Microsoft built a powerful supercomputer to train OpenAI’s large-scale AI models

This Tuesday (19), during Build 2020, which is being carried out virtually, due to the pandemic of the new coronavirus, Microsoft revealed that it had nailed a supercomputer that will be one of the most powerful in the world. Microsoft did not reveal any specific performance for its machine but states that it will be one of the top five most powerful publicly disclosed supercomputers in the world.

It is developed in collaboration with and exclusively for OpenAI, a company co-founded by Elon Musk, in which Microsoft invested $1 billion last year. This supercomputer will be used specifically for testing OpenAI’s large-scale Artificial Intelligence models and is one of the first results of this investment.

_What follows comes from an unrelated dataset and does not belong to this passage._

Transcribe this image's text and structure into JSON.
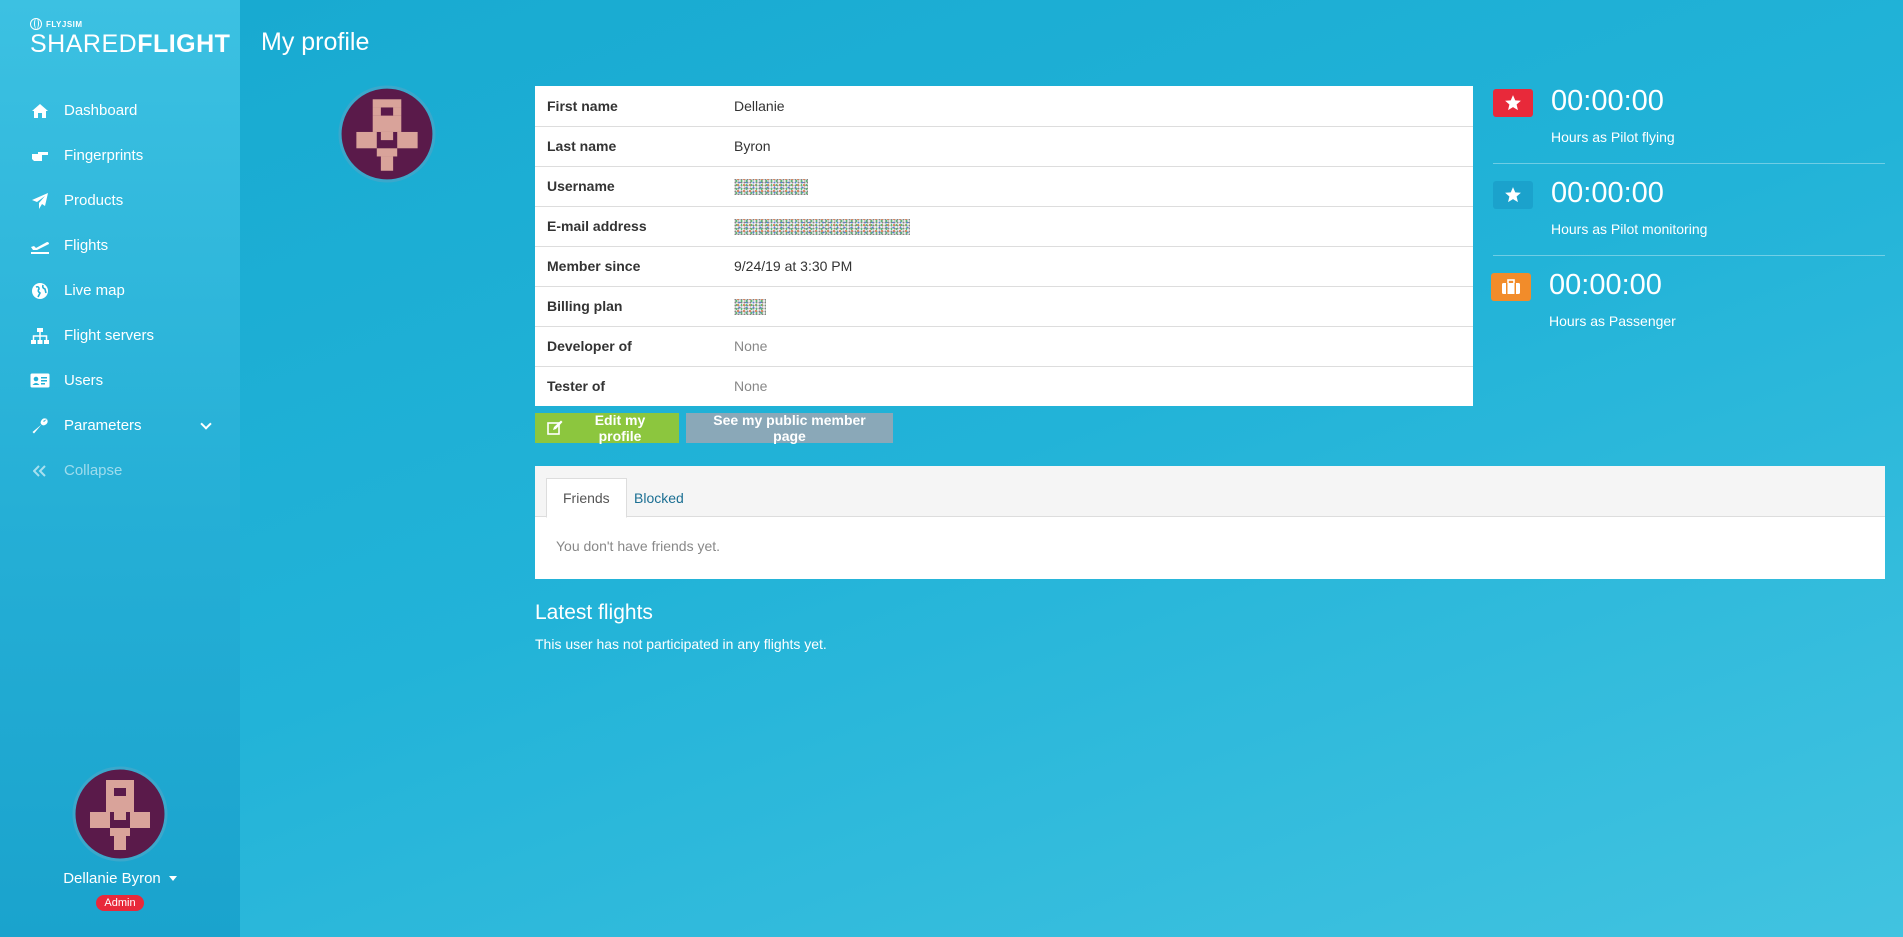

This Azure-based supercomputer has a whopping (more than) 285,000 CPU cores and is powered by 10,000 GPUs, boasting network connectivity of 400 Gigabits per second for each GPU server. In addition, thanks to Azure, the supercomputer benefits from all the features of Microsoft’s Cloud infrastructure, including rapid deployment, sustainable datacenters, and Azure services.

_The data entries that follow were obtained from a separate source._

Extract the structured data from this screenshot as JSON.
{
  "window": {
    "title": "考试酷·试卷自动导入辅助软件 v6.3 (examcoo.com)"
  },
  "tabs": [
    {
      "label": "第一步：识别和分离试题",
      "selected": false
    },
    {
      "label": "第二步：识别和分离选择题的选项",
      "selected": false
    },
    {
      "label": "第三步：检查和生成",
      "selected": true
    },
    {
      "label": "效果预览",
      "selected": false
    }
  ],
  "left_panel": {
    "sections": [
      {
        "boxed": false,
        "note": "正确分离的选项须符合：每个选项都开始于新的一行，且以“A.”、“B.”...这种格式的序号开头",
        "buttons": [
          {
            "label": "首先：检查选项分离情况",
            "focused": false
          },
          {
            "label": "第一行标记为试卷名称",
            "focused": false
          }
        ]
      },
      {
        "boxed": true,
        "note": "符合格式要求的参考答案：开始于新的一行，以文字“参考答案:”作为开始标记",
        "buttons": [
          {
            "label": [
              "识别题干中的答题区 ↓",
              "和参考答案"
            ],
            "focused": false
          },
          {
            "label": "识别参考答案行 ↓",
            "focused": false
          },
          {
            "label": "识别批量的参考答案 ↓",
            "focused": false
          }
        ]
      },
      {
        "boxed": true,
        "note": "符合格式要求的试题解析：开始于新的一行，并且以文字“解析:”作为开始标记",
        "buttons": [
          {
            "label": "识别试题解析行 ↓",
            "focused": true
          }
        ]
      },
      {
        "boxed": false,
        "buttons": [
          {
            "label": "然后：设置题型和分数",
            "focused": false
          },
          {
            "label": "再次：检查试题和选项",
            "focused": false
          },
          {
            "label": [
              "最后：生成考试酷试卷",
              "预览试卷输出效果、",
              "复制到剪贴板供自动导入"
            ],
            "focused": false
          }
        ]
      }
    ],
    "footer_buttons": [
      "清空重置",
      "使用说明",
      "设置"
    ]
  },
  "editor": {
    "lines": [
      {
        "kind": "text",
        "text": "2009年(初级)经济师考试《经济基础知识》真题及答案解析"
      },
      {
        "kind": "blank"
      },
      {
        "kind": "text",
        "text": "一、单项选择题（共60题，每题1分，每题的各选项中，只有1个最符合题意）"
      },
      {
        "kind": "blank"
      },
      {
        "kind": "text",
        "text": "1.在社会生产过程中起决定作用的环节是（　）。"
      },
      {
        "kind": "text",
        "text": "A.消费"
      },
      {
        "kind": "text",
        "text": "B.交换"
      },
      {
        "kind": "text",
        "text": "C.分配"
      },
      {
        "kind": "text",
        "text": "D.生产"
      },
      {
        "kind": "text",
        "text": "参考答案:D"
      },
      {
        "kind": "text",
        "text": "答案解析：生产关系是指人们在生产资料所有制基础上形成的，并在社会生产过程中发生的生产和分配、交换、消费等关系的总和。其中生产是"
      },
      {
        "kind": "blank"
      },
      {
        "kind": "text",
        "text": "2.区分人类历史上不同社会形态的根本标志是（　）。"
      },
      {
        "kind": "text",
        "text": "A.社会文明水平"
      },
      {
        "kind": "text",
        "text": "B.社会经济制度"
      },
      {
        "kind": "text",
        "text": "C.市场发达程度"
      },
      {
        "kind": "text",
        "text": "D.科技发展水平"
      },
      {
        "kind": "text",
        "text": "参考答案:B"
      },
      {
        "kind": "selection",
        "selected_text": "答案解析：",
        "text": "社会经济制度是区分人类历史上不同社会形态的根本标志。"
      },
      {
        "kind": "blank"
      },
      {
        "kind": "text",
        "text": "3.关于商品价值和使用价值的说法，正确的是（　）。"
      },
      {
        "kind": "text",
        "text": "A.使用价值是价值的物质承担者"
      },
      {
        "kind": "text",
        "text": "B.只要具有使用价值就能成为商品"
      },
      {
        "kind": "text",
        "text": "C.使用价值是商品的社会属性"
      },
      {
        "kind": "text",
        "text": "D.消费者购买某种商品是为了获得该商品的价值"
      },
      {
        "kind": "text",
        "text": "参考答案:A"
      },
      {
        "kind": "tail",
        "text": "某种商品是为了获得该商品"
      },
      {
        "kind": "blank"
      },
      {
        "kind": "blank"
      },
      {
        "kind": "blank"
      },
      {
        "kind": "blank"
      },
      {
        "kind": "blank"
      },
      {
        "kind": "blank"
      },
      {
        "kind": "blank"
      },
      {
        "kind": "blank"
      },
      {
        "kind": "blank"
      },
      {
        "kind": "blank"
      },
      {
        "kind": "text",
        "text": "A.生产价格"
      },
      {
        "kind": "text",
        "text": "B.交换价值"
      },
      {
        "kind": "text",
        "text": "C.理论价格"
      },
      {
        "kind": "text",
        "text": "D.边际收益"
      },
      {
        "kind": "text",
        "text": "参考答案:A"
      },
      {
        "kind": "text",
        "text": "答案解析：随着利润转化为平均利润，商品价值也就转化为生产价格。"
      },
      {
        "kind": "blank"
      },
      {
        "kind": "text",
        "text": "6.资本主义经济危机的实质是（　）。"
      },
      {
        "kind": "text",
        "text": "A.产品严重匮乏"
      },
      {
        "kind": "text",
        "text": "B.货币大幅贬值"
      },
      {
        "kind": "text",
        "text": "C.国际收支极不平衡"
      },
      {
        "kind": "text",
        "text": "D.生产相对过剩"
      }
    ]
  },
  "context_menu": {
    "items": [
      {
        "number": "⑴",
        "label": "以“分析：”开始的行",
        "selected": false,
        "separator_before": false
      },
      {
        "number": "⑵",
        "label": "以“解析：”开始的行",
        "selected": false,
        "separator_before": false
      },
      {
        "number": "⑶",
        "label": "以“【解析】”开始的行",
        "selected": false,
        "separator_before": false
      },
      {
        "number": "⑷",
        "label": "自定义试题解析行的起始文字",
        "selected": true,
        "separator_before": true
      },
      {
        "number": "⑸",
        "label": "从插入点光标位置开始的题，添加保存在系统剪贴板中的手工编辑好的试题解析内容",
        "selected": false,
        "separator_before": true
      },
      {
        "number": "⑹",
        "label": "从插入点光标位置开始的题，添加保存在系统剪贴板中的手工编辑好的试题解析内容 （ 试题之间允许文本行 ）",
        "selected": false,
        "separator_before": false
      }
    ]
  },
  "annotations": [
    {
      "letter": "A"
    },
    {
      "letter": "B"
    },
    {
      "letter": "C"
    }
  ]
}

The exciting thing about these models is the breadth of things they’re going to enable,” said Microsoft Chief Technical Officer Kevin Scott. “This is about being able to do a hundred exciting things in natural language processing at once and a hundred exciting things in computer vision, and when you start to see combinations of these perceptual domains, you’re going to have new applications that are hard to even imagine right now.

This represents the first step in advance towards the development of large Artificial Intelligence models. Also, the infrastructure needed to train them is available as a platform so that other organizations and developers can use it as the basis for their developments.

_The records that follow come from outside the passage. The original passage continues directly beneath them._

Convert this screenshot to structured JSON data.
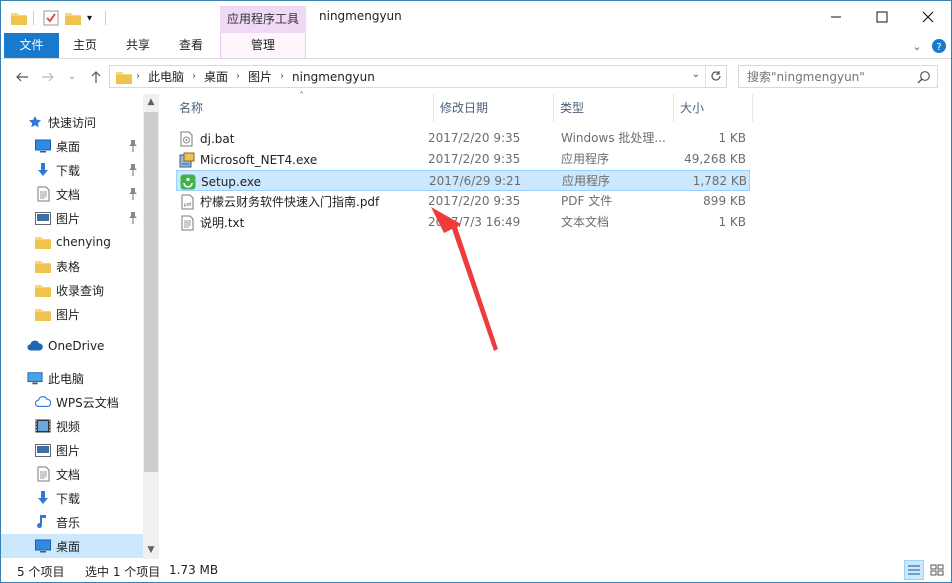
{
  "title_bar": {
    "context_tab": "应用程序工具",
    "window_title": "ningmengyun"
  },
  "ribbon": {
    "tabs": [
      {
        "label": "文件"
      },
      {
        "label": "主页"
      },
      {
        "label": "共享"
      },
      {
        "label": "查看"
      },
      {
        "label": "管理"
      }
    ]
  },
  "address_bar": {
    "breadcrumbs": [
      "此电脑",
      "桌面",
      "图片",
      "ningmengyun"
    ],
    "search_placeholder": "搜索\"ningmengyun\""
  },
  "sidebar": {
    "items": [
      {
        "label": "快速访问",
        "icon": "star-icon"
      },
      {
        "label": "桌面",
        "icon": "desktop-icon",
        "pinned": true
      },
      {
        "label": "下载",
        "icon": "download-icon",
        "pinned": true
      },
      {
        "label": "文档",
        "icon": "document-icon",
        "pinned": true
      },
      {
        "label": "图片",
        "icon": "picture-icon",
        "pinned": true
      },
      {
        "label": "chenying",
        "icon": "folder-icon"
      },
      {
        "label": "表格",
        "icon": "folder-icon"
      },
      {
        "label": "收录查询",
        "icon": "folder-icon"
      },
      {
        "label": "图片",
        "icon": "folder-icon"
      },
      {
        "label": "OneDrive",
        "icon": "cloud-icon"
      },
      {
        "label": "此电脑",
        "icon": "computer-icon"
      },
      {
        "label": "WPS云文档",
        "icon": "wps-cloud-icon"
      },
      {
        "label": "视频",
        "icon": "video-icon"
      },
      {
        "label": "图片",
        "icon": "picture-icon"
      },
      {
        "label": "文档",
        "icon": "document-icon"
      },
      {
        "label": "下载",
        "icon": "download-icon"
      },
      {
        "label": "音乐",
        "icon": "music-icon"
      },
      {
        "label": "桌面",
        "icon": "desktop-icon",
        "selected": true
      }
    ]
  },
  "file_list": {
    "columns": [
      "名称",
      "修改日期",
      "类型",
      "大小"
    ],
    "rows": [
      {
        "name": "dj.bat",
        "date": "2017/2/20 9:35",
        "type": "Windows 批处理...",
        "size": "1 KB",
        "icon": "batch-file-icon"
      },
      {
        "name": "Microsoft_NET4.exe",
        "date": "2017/2/20 9:35",
        "type": "应用程序",
        "size": "49,268 KB",
        "icon": "installer-icon"
      },
      {
        "name": "Setup.exe",
        "date": "2017/6/29 9:21",
        "type": "应用程序",
        "size": "1,782 KB",
        "icon": "setup-app-icon",
        "selected": true
      },
      {
        "name": "柠檬云财务软件快速入门指南.pdf",
        "date": "2017/2/20 9:35",
        "type": "PDF 文件",
        "size": "899 KB",
        "icon": "pdf-file-icon"
      },
      {
        "name": "说明.txt",
        "date": "2017/7/3 16:49",
        "type": "文本文档",
        "size": "1 KB",
        "icon": "text-file-icon"
      }
    ]
  },
  "status_bar": {
    "item_count": "5 个项目",
    "selected": "选中 1 个项目",
    "selected_size": "1.73 MB"
  },
  "colors": {
    "accent": "#1979ca",
    "selection": "#cce8ff",
    "annotation_arrow": "#ef3b3b"
  }
}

The partnership between Microsoft and OpenAI, coupled with a computer of this size, aims to change the way machine learning systems operate. Currently, several of these systems work inefficiently: the database used for training is used in a restricted way.

The idea is that, in the future, the algorithm’s training system can access and read billions of texts publicly available on the internet. This could allow a system to learn something new, based on a specific need and on-demand. After analyzing code bases in repositories like GitHub, systems could even start programming.

Microsoft already has its own family of large AI models, called Microsoft Turing. They are mainly used to improve understanding of natural language in Bing, Office, and Dynamics. The Turing model for natural language is considered the largest publicly available AI language model worldwide.